Colorado’s End-of-Life Options Act
On December 16, 2016, Governor Hickenlooper signed the End-of-Life Options Act, known as the Colorado End-of-Life Options Act,” known as Proposition 106 (2016), making it effective as Colorado’s Death with Dignity Law. Colorado is the sixth state to pass a death with dignity law.
The Act authorizes the medical practice of aid in dying. Medical Aid in dying (also known as death with dignity) is a safe and trusted medical practice because of the eligibility requirements.
Medical aid in dying allows a terminally ill, mentally capable adult who has a prognosis of six months or less to live to obtain and – if- his or her suffering becomes unbearable – self-administer medication that brings about a peaceful death. Eligibility requirements are the same if the adult requests physicians to administer aid in dying medication.
The Colorado End-of-Life Options Act has the same eligibility criteria as Oregon’s Death with Dignity Act, in effect since 1997. To be eligible for aid in dying, the person must meet the following criteria:
- Must be a Colorado adult resident, age 18 or older;
- Must be able to make and communicate an informed decision to health care providers;
- Must have a terminal illness with a prognosis of six months or less to live (terminally ill) that has been confirmed by two physicians, including the individual’s primary physician and a second, consulting physician;
- Must be determined mentally capable by two physicians, who have concluded that the individual understands the consequences of his or her decision and is free from undue influence or coercion;
- Must be fully informed of all their decisions for care, including pain management, palliative care, hospice and comfort care;
- Must voluntarily express his or her wish to receive the medication;
- Two witnesses must sign the request form confirming that the person is mentally capable and the request is voluntary;
- Must be able to take the medication themselves;
- The physician(s) must offer the person multiple opportunities to take back the request for aid in dying medication;
- Wills, contracts, insurance and annuity policies are not affected by a person choosing aid in dying;
The Act was designed to allow physicians, nurses and pharmacists to refuse to offer medical aid in dying and allow health systems to refuse to perform medical aid in dying on their properties.
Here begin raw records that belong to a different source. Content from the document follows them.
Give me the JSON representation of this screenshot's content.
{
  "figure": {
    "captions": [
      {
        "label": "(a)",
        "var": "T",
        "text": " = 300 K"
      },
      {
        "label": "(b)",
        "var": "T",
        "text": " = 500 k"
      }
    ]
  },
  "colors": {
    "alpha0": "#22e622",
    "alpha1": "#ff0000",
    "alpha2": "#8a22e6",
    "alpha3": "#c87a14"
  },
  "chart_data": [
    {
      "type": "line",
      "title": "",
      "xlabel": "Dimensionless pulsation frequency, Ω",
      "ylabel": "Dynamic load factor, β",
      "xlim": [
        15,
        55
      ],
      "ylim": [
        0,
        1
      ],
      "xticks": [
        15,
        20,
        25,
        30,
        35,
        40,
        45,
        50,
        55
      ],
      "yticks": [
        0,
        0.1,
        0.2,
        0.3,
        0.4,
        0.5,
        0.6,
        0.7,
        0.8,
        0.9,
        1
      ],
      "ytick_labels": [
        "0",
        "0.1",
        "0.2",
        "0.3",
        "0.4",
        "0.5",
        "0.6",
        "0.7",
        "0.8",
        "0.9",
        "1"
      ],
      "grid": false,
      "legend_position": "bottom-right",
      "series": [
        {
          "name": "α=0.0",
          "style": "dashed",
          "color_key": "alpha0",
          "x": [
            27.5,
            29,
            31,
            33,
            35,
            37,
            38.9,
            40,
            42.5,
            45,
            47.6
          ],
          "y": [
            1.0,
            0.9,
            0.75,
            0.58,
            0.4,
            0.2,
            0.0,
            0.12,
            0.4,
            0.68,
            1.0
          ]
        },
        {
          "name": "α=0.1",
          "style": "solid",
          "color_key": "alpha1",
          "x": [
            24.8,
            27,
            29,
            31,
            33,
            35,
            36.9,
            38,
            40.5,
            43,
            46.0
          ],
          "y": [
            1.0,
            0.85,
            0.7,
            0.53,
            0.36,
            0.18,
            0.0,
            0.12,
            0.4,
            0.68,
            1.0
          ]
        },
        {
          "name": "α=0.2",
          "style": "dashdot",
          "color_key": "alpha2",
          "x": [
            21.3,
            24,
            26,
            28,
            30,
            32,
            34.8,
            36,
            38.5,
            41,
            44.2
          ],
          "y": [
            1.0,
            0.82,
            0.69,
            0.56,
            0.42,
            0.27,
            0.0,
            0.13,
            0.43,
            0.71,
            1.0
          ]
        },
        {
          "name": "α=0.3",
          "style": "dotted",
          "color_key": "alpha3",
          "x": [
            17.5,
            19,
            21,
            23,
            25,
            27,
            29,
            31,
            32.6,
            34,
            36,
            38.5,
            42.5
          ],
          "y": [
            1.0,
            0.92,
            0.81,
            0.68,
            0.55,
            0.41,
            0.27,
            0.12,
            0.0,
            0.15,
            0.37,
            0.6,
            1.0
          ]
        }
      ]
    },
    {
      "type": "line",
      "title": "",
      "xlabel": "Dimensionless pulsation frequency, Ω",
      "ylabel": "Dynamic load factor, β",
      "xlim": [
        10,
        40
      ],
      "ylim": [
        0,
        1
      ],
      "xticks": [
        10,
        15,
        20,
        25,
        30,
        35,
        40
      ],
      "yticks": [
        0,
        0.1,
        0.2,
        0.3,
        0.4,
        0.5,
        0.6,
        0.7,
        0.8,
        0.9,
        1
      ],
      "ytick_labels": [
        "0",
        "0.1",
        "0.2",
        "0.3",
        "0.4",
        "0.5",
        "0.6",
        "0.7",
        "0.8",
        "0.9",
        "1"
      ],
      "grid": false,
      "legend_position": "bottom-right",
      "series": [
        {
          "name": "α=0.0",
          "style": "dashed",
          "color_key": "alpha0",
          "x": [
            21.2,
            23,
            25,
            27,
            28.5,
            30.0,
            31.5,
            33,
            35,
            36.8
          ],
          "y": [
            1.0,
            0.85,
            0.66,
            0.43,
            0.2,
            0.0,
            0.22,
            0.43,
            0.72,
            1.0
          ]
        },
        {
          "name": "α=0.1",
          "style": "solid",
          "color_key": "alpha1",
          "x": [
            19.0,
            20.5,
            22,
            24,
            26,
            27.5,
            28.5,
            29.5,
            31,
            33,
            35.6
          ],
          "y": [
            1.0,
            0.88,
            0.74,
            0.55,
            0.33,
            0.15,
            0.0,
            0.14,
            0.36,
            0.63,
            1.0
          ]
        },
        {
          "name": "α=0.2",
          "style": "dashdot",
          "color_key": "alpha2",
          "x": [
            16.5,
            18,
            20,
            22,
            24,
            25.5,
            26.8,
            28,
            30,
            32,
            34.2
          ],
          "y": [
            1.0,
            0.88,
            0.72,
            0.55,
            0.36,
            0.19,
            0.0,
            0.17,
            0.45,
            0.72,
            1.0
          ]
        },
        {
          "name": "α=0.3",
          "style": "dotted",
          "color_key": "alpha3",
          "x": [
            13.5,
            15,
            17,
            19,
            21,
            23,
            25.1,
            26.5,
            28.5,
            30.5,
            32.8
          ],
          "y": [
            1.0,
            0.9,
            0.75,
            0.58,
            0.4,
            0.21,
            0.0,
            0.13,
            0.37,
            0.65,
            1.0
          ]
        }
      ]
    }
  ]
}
For more information call Disability Law Colorado 1-800-288-1376 or 303-722-0300. All lines voice/TTY.
Compassion & Choices
Compassion & Choices works to ensure healthcare providers honor and enable patients’ decisions about their own care. They advance policies allowing people to make fully informed decisions about their healthcare, such as improving hospice and palliative care and ending unwanted medical treatment, authorizing and implementing medical aid in dying to allow mentally capable adults in their final weeks or months of a terminal disease to advance the time of death and end unbearable suffering. Compassion & Choices works nationwide with state legislatures, Congress, courts, medical centers, and communities. It is their belief and experience that the path to change starts with the individual, which is why patient-centered care stands at the center of all they do. They also provide a free consultation program.
A program of the National Hospice and Palliative Care Organization (NHPCO), Caring Connections provides free resources to help people make decisions about end-of-life care and services before a crisis. Resources and information include advanced care planning, caregiving, hospice & palliative care, and grief & loss.
Death with Dignity National Center
The Center promotes Death with Dignity laws around the United States, based on the groundbreaking Oregon model, both to provide an option for dying individuals and to stimulate national improvements in end-of-life care. They provide information, education, and support about Death with Dignity as an end-of-life option. Target groups include; patients, families, legislators, advocates, healthcare and end-of-life care professionals, the media and the interested public. The Center mounts a legal defense of physician-assisted dying legislation.
Aging with Dignity
The mission of Aging with Dignity is to safeguard the human dignity of people as they age or face serious illness. They advocate for quality care for those near their death Dignity with Ageing distributes their Five Wishes document, to help people plan in advance of a serious illness. With resources available in 28 different languages, they serve people of diverse cultures and faith traditions. Programs include advocating for public policy that protects the rights of individuals and families, educational workshops and support in the manner of free information and guidance to individuals and families. No individual is ever denied any resources because of an inability to pay even a small amount.